The prompt identifies the information I know my audience needs and I can draft my messaging based on the summary and cross check for accuracy. 

Some scale comes when I can take the message I have for management and prompt to reframe for other audiences I need to segment. 

This insight and summary is useful and time saving, but only if it’s grounded in the understanding of the subject, the organisation and the audience.

Where AI actually adds value

Once you’ve clearly defined your audience segments, you can anchor your communications in a strong primary piece of content, designed for your target audience. 

This is where AI earns its place. AI supports nuance. It doesn’t invent it.

Generative AI can the help adapt your core message for different audience groups, at scale. AI can adjust language, emphasis, voice and tone without requiring separate manual drafts. Announcements, campaign messages, explainers, AI makes relevance achievable without unsustainable effort. 

Only if you know what ‘good’ looks like. 

AI does not understand your strategy, values, or organisational context. It predicts the next most likely words based on patterns in data. This means the quality of its output is a direct reflection of the quality of what you give it. 

AI amplifies your content. It does not replace it.

The non-negotiable: a strong core message

My most effective AI driven communications always start in the same place: a well defined core message targeted at the primary audience. This might be a strategic narrative, key message framework, policy summary, or campaign brief, that clearly articulates:

  1. The purpose of the communication
  2. The key messages that must remain consistent
  3. The desired tone
  4. A voice the resonates and reflects your audience
  5. Any constraints, sensitivities, or priorities


This becomes the source of truth. 

When I ask AI to tailor messages for different audiences, it draws from this foundation with my prompts. Without it, AI fills the gaps by guessing, and those guesses often lead to vague, generic, or misleading messaging.

Poor input leads to poor output. 

High quality input however, delivers scalable quality outputs.

A prompt I use in CoPilot regularly is: 

'Take the below message that is written for [this audience], use all the information in the message and reframe in [X number of words] to target [this audience, be specific with what you know]. Make sure it uses language at [desired reading level], in a [desired tone] and emphasis [what is most important for the audience].' 

There are endless variations of the above and it may take a few targeted follow up prompts, and I always edit and review to get the message where it needs to be. When I know my audiences I can be explicit with the differences between them and make sure that I prompt for that difference to be accommodated.

In a small team or working on my own, I can still have quality, targeted content in a significantly shorter timeframe. 

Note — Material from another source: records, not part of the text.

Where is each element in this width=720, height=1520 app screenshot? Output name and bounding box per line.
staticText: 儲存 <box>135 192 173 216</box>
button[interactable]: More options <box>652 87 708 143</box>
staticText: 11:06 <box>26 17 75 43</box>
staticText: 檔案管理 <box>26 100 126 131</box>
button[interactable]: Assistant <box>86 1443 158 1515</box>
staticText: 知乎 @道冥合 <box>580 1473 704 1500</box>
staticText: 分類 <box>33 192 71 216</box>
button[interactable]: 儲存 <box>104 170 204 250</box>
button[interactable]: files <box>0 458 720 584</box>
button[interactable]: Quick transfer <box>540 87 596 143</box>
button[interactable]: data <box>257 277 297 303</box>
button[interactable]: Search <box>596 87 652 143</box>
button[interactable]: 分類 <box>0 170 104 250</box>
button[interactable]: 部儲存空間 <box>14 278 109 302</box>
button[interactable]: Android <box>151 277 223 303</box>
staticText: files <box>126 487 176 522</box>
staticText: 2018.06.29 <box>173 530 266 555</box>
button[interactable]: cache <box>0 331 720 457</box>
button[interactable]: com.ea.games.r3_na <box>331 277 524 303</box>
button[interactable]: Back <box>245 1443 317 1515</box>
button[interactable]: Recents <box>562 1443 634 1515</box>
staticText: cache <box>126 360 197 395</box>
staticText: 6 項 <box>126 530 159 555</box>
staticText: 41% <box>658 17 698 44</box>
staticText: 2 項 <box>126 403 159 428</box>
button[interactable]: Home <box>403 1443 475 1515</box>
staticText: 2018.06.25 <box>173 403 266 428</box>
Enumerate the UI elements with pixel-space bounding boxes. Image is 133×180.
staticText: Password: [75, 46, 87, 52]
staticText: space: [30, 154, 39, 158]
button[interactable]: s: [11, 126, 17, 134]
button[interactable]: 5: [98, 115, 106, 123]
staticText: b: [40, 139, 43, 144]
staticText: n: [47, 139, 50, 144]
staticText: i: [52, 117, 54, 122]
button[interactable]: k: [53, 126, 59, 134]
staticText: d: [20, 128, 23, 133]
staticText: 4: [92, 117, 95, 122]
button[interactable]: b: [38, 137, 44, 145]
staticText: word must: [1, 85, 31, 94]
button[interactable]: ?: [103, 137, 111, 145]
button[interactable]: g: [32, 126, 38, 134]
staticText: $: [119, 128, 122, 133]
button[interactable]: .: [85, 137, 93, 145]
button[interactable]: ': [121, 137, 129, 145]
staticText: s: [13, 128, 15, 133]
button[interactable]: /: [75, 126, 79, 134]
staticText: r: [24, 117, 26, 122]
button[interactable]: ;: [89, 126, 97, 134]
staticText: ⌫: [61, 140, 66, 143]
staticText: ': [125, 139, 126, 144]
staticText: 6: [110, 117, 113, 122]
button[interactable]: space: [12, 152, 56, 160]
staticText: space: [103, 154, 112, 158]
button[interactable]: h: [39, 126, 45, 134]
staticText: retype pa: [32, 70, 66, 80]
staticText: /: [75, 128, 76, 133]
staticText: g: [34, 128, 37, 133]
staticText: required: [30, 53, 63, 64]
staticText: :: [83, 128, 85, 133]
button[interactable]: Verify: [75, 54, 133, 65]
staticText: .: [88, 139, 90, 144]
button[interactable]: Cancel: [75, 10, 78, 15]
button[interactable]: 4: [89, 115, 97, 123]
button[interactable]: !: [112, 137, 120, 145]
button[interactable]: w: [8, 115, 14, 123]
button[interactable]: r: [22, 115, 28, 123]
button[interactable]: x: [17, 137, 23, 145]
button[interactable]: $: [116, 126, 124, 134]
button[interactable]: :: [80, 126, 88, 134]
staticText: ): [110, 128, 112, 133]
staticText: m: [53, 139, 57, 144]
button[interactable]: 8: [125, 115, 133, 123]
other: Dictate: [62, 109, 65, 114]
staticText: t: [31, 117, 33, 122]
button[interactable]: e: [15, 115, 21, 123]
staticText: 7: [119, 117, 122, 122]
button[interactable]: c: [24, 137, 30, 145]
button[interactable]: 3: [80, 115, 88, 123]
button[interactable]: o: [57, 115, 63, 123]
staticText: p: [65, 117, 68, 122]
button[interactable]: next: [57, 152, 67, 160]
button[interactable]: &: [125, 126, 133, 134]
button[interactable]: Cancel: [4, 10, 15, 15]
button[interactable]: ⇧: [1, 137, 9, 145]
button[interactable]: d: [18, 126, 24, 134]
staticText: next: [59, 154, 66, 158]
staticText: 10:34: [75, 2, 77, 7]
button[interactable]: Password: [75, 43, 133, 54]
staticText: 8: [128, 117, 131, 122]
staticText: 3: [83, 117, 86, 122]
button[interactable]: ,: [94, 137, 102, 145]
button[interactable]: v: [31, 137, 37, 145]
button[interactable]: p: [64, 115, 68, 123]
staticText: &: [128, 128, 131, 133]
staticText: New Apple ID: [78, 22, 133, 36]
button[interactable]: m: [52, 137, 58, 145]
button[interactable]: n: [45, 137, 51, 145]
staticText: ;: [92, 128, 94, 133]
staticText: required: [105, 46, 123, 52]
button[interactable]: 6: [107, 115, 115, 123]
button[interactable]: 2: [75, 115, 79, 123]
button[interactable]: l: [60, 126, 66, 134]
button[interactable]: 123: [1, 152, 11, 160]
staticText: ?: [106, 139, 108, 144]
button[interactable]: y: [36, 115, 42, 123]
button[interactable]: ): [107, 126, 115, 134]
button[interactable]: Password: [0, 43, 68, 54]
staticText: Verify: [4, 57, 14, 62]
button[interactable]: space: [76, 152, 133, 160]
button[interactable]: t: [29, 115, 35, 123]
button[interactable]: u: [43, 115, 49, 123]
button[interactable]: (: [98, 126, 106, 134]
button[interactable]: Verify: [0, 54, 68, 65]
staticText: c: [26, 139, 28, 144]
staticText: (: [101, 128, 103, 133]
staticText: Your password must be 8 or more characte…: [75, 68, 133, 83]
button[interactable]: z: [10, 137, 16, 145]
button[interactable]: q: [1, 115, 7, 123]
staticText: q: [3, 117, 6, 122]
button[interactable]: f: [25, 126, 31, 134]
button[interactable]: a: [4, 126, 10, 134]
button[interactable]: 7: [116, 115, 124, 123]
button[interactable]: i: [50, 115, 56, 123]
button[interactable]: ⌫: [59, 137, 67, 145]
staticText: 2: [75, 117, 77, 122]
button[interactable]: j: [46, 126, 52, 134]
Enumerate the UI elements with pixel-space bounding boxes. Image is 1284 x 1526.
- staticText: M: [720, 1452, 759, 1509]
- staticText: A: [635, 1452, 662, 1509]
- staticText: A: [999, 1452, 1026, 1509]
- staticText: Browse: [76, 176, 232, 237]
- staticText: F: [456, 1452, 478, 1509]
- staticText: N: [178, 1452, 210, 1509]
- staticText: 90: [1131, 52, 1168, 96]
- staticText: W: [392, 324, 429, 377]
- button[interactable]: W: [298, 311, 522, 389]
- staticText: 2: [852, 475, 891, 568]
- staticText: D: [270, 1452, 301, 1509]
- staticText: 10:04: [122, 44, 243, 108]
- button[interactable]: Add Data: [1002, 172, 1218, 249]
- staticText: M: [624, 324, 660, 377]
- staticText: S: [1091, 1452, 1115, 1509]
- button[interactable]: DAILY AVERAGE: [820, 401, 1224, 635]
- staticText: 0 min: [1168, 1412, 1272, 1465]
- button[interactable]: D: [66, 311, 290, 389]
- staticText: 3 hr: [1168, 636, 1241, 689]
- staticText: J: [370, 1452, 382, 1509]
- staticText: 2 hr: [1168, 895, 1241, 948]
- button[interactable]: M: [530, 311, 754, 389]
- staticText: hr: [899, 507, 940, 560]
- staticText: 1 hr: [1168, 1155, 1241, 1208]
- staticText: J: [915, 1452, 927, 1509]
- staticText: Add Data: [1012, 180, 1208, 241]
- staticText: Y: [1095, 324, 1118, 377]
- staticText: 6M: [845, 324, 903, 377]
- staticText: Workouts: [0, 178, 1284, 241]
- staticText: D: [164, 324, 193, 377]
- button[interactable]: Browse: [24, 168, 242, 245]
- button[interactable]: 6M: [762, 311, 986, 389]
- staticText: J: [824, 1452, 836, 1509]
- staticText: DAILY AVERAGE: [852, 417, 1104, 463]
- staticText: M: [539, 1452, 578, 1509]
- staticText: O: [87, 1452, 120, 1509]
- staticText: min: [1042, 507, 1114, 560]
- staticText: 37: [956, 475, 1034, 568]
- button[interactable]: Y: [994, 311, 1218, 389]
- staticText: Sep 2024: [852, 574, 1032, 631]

AI as an enabler, not a replacement

Don’t hand communications over to AI, design systems around you, where AI supports your expertise. Communicators remain responsible for strategy, judgment, ethics, nuance and storytelling. AI handles speed, variation, and personalisation.

By investing in strong core messaging, clear audience frameworks, and disciplined thinking, you can safely and effectively leverage AI to target multiple diverse audiences with quality, relevance and consistency to build trust.

The result, is not less human communication. It’s better capacity for human communication, supported by intelligent tools.

As AI continues to evolve, one truth remains unchanged: technology can optimise delivery, but meaning still starts with people.